Later on Victorians also thought that any type of “nervous shock” caused a physical effect on the nervous system. Electricity could provide a nervous shock, as could terror, grief or a blow to the head. All physical or emotional shock was considered to have the same effect on the brain and nervous system.
Many problems were thought to be the result of an unbalanced brain. Indeed, several early and mid-19th-century practitioners believed shocks, whether physical or emotional, could be useful to bring someone out of coma, or a stupor. Hysteria, a catch-all diagnosis often given to women for a wide variety of “nervous” symptoms, was sometimes treated by slapping the patient.
Considering that many Victorians saw the brain as a machine it may have appeared reasonable to them to “knock some sense” back into someone. A shock to the system would get the cogs moving again and bring the brain back in balance, like someone hitting a machine on the side to get it working again.
What about amnesia?
So how did all of this become connected to amnesia? While Bichat wrote only generally about “intellectual” problems, it had been known since ancient times that traumatic brain injury could cause memory problems. However, there was another prevailing myth circulating at the time that memories could never be lost. This was also was reinforced by “pop psychology” writers of the 19th century.
Many of us have had the experience of a “memory jog,” or a cue that brings up a long forgotten memory. Perhaps because our own experiences serve as powerful evidence to us, this also reinforces the myth that all memories are forever stored in the brain and only need some sort of jolt to come back.
It’s hard to know exactly how the double-conk myth became intertwined with the myth of memory restoration, but forgetting and amnesia were also popular themes in Victorian novels.
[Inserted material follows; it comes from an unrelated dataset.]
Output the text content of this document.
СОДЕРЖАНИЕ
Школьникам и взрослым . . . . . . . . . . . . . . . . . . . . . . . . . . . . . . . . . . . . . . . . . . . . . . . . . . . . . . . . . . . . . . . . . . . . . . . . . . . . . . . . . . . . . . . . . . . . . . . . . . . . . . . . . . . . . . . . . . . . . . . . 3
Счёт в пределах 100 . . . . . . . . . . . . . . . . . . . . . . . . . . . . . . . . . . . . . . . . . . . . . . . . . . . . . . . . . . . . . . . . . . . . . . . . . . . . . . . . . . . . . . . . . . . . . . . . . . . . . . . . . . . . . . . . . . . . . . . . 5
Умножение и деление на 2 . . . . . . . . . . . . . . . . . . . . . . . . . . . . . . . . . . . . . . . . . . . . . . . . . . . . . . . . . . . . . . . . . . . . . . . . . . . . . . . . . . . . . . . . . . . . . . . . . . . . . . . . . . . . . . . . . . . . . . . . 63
If memory could be restored with a shock, a second conk could provide that jolt.
It wasn’t until the middle of the 19th century that a few scientists studying memory began to fully realize that a blow to the head might destroy some memory abilities completely. A second blow wasn’t likely to jump start the brain, they realized, but create further damage.
But the double-conk myth was already in circulation by then. The fact that the myth was originally supported by some scientists and physicians probably lent it some credence even as evidence that it wasn’t true mounted. It’s hard to change a myth with a 50-year head start.